Let's rewind a little. In 2006, towns such as Point Cook weren't really on the map, nor was any town in western Melbourne for that matter. They were just places passed through and ignored as city folk headed to the Great Ocean Road and its world class surf beaches. Point Cook had just fourteen thousand residents and an air base. There was one main road. There was no town centre, no restaurants, no supermarkets, no public transport, no parks, no schools, no hospitals, and in fact not a great deal of anything. No one in their right mind wanted to live there.
Until Melbourne ran out of space. Literally. Since 2003, more than fifty thousand people have moved to Melbourne each year, with over six hundred thousand new arrivals in that time. And it's actually increasing, with the last official figures showing eighty thousand new residents landing in 2010. If it carries on growing at similar rates, Melbourne would potentially be bigger than Sydney by 2028.
Point Cook 2008: when we took this picture, this prefab sales room was the only building for miles. |
Estate agents, builders and land developers had a field day. A release of new residential land on this scale simply hadn't been seen in Victoria before. Typically the marketers stretched the truth as much as they could, master plans would show the CBD being just twenty minutes away from this world of tranquility and space. Developments such as Sanctuary Lakes, Saltwater Coast, Featherbrook, and Alamanda were all born. And the public flocked in their thousands.

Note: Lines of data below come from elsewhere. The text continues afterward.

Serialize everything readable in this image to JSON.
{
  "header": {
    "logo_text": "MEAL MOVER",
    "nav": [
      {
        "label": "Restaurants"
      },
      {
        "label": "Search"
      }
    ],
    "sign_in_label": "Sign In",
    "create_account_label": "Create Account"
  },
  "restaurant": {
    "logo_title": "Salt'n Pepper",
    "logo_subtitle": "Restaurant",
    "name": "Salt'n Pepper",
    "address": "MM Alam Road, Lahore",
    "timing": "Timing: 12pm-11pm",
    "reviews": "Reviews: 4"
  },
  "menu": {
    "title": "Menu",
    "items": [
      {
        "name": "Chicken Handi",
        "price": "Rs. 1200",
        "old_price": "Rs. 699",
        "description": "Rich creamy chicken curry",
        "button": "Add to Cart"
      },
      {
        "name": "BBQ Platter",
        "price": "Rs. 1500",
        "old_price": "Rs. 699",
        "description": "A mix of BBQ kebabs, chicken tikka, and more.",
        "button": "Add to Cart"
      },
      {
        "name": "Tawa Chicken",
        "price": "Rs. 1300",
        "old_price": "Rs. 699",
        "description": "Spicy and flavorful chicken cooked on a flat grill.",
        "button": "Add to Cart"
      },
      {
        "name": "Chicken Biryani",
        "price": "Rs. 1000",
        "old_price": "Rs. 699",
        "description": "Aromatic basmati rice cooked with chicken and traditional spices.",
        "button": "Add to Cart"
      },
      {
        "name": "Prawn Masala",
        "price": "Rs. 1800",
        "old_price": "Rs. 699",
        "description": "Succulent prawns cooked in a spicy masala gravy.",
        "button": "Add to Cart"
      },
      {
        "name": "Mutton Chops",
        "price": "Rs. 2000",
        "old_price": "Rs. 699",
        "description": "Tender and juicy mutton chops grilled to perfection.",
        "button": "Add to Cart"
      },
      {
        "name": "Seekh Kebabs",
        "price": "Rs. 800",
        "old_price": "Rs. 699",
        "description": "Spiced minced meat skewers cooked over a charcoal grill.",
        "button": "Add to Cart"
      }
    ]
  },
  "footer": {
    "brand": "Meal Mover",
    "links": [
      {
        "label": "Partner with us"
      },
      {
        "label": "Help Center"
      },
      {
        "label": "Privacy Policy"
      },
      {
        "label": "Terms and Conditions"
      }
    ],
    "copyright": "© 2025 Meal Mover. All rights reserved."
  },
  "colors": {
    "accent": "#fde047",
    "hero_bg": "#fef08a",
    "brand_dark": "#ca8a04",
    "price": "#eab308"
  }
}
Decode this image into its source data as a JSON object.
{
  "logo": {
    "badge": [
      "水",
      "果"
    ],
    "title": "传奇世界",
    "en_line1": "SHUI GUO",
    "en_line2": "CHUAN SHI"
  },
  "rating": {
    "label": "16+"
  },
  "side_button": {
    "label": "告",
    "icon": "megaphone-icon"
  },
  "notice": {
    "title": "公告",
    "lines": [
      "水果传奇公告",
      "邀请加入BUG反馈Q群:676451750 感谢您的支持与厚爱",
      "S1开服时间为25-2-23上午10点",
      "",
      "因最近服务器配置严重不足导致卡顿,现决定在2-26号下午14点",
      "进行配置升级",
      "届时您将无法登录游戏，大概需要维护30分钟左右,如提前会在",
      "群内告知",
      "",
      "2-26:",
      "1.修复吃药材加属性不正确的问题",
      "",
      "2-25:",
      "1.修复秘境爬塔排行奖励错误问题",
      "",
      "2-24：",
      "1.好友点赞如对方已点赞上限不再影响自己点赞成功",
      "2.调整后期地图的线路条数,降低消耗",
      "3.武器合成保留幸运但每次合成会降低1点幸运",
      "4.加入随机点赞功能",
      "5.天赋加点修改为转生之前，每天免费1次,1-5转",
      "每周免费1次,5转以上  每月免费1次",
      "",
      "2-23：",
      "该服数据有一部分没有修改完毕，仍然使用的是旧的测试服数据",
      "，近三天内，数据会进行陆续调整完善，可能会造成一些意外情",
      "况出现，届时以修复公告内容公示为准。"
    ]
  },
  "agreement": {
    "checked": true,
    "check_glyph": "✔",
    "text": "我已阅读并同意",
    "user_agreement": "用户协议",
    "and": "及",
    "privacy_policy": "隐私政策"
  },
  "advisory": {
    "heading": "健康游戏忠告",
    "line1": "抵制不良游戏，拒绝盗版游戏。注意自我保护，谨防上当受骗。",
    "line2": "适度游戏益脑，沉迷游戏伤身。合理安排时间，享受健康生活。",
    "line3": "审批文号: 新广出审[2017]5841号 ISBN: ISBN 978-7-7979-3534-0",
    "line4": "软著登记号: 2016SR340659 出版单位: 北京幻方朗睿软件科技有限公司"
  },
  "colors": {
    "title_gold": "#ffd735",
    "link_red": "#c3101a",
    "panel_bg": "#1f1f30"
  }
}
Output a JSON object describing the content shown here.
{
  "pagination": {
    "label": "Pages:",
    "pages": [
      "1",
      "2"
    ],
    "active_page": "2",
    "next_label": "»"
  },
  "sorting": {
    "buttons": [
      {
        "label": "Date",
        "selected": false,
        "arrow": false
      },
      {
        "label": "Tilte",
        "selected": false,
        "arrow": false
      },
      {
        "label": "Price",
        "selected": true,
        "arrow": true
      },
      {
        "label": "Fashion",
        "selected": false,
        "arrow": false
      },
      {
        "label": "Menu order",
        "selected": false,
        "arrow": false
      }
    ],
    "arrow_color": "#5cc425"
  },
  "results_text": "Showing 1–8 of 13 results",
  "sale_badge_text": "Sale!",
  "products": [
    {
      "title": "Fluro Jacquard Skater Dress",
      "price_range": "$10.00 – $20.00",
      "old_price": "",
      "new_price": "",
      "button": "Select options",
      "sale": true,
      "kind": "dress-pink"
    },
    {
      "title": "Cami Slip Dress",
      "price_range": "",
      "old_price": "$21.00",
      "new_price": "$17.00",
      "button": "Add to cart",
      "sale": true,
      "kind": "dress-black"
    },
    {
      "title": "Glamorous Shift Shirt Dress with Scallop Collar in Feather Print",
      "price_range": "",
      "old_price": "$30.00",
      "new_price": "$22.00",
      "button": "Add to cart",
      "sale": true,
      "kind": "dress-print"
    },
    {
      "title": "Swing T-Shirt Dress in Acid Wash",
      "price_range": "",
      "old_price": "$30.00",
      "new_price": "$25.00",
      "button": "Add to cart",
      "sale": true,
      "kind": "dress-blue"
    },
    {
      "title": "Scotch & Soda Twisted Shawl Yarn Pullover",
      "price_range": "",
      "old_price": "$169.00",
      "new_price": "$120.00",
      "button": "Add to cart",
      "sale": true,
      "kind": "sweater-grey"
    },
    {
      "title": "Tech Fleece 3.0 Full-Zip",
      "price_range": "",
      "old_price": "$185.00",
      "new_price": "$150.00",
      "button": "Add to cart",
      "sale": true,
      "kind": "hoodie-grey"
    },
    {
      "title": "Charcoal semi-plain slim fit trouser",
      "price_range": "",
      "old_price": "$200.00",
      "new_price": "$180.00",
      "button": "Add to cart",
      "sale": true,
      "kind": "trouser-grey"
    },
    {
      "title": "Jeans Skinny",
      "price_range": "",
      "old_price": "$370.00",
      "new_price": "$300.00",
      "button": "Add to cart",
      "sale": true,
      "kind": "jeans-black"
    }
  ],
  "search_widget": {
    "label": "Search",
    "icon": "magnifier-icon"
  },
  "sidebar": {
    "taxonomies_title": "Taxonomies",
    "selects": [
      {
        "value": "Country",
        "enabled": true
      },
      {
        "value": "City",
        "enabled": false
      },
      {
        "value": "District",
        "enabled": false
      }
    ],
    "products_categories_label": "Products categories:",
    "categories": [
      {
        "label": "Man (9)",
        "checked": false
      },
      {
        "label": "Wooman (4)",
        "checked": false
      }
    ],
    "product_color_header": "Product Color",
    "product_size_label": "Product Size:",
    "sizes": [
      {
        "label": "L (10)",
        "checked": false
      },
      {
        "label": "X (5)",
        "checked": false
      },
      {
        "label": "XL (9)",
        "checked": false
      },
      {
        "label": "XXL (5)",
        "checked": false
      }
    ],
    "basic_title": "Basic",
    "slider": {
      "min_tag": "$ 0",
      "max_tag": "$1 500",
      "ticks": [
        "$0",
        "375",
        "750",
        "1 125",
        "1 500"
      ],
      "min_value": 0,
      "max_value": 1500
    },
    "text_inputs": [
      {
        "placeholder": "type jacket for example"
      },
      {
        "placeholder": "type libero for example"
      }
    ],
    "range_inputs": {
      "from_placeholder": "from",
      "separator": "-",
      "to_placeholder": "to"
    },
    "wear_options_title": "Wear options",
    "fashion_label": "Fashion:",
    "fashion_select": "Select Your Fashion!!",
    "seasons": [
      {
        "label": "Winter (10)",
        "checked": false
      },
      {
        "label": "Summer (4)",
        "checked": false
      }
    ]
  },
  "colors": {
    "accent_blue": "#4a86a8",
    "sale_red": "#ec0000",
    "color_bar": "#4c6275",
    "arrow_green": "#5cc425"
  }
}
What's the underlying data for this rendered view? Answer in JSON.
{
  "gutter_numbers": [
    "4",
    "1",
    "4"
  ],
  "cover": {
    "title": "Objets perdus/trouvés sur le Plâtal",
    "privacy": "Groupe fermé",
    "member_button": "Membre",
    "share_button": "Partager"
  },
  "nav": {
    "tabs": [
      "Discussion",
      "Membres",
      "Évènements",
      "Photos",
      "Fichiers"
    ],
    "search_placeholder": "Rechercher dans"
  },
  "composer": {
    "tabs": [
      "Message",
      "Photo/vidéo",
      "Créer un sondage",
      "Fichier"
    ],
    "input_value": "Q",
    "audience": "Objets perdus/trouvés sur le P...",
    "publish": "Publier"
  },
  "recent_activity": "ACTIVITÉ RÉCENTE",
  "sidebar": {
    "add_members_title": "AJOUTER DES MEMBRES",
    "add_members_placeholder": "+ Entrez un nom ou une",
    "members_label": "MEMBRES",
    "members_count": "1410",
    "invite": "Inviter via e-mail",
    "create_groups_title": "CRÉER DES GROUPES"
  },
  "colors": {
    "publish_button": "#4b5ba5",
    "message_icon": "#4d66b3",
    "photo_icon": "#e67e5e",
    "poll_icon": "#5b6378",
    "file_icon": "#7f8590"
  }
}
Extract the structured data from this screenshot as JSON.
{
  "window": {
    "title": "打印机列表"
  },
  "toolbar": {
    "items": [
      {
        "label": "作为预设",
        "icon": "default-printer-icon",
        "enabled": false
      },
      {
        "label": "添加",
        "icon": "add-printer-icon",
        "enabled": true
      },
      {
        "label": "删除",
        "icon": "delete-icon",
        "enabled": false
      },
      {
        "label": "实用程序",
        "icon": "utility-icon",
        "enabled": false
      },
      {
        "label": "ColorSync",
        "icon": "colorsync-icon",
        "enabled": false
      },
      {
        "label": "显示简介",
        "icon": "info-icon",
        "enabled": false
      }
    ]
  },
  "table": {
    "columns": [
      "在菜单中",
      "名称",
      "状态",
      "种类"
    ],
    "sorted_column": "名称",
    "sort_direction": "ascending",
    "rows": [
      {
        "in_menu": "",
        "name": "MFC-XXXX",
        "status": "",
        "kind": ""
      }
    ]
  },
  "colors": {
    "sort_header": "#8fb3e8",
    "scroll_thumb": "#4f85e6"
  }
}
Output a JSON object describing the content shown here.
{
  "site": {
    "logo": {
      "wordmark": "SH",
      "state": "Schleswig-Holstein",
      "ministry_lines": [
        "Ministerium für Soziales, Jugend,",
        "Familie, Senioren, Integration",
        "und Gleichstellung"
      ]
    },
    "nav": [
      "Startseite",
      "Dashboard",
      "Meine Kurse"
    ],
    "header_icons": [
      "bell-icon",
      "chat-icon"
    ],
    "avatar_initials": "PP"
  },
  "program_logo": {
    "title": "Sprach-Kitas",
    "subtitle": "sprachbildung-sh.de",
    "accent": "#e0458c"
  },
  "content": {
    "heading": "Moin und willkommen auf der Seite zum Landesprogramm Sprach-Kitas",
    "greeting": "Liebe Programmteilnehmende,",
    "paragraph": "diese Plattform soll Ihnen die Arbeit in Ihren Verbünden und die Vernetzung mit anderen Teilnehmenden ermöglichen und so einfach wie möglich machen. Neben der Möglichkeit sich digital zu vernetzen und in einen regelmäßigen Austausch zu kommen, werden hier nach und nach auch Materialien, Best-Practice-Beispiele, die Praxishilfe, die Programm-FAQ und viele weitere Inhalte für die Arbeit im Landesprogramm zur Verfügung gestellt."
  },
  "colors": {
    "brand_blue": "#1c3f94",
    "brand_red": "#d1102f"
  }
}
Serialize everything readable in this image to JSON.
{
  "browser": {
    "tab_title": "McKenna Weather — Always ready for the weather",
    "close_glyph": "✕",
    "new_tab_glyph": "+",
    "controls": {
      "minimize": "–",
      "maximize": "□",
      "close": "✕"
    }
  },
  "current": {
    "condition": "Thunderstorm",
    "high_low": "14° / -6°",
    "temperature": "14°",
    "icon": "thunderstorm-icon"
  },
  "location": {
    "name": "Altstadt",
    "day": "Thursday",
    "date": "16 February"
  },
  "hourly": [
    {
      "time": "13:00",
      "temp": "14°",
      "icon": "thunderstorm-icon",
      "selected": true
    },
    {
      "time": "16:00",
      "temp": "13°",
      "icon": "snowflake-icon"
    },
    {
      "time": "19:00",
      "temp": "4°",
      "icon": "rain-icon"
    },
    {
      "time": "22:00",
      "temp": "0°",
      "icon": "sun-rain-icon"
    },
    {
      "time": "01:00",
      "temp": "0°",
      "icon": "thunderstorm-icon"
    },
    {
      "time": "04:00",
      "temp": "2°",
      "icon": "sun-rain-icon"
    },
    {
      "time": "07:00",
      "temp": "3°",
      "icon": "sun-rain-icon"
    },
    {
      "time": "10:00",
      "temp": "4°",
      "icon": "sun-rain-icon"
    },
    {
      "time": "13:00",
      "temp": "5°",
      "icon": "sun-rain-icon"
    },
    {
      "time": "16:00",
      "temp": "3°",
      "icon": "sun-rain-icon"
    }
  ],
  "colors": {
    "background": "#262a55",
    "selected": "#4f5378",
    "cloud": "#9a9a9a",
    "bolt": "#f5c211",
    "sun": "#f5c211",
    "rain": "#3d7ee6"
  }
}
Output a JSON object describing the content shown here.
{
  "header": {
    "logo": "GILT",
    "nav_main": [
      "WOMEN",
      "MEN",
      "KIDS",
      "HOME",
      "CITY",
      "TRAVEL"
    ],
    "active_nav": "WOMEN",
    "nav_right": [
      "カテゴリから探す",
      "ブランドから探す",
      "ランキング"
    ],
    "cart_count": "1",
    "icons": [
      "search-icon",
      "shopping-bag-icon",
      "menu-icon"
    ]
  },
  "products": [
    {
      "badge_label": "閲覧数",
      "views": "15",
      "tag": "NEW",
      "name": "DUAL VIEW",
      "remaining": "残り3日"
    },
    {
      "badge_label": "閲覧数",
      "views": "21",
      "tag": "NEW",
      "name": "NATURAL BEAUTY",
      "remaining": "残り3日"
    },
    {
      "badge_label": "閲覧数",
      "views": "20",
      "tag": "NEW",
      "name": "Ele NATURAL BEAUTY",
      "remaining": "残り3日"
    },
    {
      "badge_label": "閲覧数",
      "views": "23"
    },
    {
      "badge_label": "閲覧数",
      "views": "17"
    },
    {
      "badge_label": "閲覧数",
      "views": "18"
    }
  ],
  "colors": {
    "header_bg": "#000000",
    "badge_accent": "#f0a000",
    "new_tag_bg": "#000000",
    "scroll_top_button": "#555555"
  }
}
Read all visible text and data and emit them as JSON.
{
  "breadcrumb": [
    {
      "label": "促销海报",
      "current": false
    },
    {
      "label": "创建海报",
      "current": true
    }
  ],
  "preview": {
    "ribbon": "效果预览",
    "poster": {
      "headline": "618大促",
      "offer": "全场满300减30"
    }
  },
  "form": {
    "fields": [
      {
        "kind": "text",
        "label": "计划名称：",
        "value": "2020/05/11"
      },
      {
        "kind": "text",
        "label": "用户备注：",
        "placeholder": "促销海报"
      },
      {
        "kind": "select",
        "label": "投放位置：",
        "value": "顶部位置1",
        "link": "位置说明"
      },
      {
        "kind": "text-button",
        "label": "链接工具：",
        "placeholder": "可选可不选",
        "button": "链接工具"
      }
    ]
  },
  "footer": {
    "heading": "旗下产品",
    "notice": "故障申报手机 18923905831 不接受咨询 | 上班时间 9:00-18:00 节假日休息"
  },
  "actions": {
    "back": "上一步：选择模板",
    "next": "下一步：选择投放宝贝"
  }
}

Twenty minutes to the CBD... |
But although the landscape changed rapidly, the fundamental issues in Point Cook didn't. There simply wasn't an infrastructure to cope with the new arrivals, even if the local council had delivered well on the basics, ensuring that a brand new purpose built town centre was completed, and that people could move freely around Point Cook on tree lined boulevards. There weren't enough schools, parks, medical facilities or jobs.
Victoria Police seem to take great delight in the misfortune of local commuters. They issue parking tickets like confetti. |
Local residents have finally had enough. I think the closing of one lane on Palmers Road was the straw that broke the camel's back. A residents pressure group has been formed, the Point Cook Action Group, and the council is being forced to act, with yet another huge three thousand home proposed development being passionately opposed to. The media are picking up on the issues with special features in the national press and on the prime time news shows. It shouldn't take too long for Premier Julia Gillard to respond, as this is her constituency after all, but she has thus far been remarkably quiet, and for now the suffering goes on.
We remember those glossy marketing brochures with their promises of twenty minutes on the freeway to the CBD; they forgot to add the thirty minutes it takes just to crawl the three kilometres to the freeway or train station.